Citing a quest for quality, Microsoft last week delayed the release of its Exchange 2000 Server messaging platform, moving the expected availability from an August release to sometime nearer the end of the year.
"For Exchange 2000 [Server], we have set ourselves a quality bar that is much higher than any we've ever had before, for any previous version of Exchange," said Stan Sorensen, group product manager for server applications at Microsoft.
"The truth of the matter is, we're hitting it but we're not surpassing it in a couple of areas. We have a tradition of absolutely hurdling the quality bar that we set, our customers expect it, we expect it, and we're just not satisfied yet."Sorensen said one of the areas Microsoft is focusing on involves logon performance in certain network configurations. Currently, when a particular network configuration is running centrally, it takes a couple of minutes for an Outlook user to log on, he explained; work is being done to make that an instantaneous process instead.
"We just figured a couple of minutes [to log on] isn't good enough," Sorensen said. "We know exactly what to do to fix it; it doesn't require making enormous code touches or anything like that - it's a very straightforward thing, but we want to make sure we get it right, thoroughly test it."Analyst Ian Campbell, vice president of US-based market researcher Nucleus Research, said the reason for the delay is not surprising, since quality assurance (QA) is an oft-cited cause for pushing back release dates.
"Their statement is what you'd expect from anybody," Campbell said. "More and more people are using Exchange - it's a mission-critical application, we know that it can't go down. It started out as a good application, but it always needed some more work," Campbell said. "There aren't a lot of new features in there; what I think it is a revamp of things under the covers that we can't see but that Microsoft really needed to fix. I think there appears to be more going on under the covers of Exchange in changes to the code base than is apparent from the list of features that came out, and this delay shows that they're doing due diligence."Microsoft consulted its JDPs (Joint Development Partners) as well as the next level of customers once it had decided to hold Exchange 2000 back. According to Sorensen, those customers supported the move.
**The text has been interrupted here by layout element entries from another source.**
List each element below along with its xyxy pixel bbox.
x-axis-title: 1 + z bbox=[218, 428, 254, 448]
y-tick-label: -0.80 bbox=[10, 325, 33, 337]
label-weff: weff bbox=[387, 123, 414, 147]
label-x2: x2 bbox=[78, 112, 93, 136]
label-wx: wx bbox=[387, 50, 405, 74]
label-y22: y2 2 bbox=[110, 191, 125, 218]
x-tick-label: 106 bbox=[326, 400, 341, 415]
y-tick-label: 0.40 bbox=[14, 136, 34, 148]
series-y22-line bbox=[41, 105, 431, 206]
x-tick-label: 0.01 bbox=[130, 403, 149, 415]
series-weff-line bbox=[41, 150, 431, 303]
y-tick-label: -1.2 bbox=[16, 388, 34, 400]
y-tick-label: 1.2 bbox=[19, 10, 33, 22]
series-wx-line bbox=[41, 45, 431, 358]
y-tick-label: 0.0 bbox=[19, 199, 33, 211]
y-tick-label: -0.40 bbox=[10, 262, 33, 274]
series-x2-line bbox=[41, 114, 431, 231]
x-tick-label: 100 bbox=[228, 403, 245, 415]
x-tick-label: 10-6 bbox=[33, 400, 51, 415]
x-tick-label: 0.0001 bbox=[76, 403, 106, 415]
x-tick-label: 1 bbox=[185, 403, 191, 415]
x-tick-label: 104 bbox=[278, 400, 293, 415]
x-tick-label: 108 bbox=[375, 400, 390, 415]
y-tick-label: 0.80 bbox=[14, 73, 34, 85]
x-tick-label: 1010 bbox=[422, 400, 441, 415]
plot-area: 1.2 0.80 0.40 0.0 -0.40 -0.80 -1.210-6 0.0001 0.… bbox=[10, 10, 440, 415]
"Across the board [these customers] said, Yeah, I think you guys are making the right decision, this gives us a little extra time to plan, gives us a little extra time to make sure that Windows deployment is rock-solid, so we don't mind,'" Sorensen said. "I have not received one e-mail from a customer that's angry, I haven't had any developers forward me customer mail that has an angry customer. They across the board say, You know, it's a server product, our level of expectation across the board is pretty darn high, and it sounds like you're doing the right thing to hit our level of expectation.'"Campbell said he does not expect the Exchange 2000 pushback to have significant effects on Microsoft's sales figures, since "nobody's going to be really upset at a six to eight week delay." However, the continuing trend of software companies setting release dates that are continually missed is having some effect on customers' mindset when it comes to new product packages.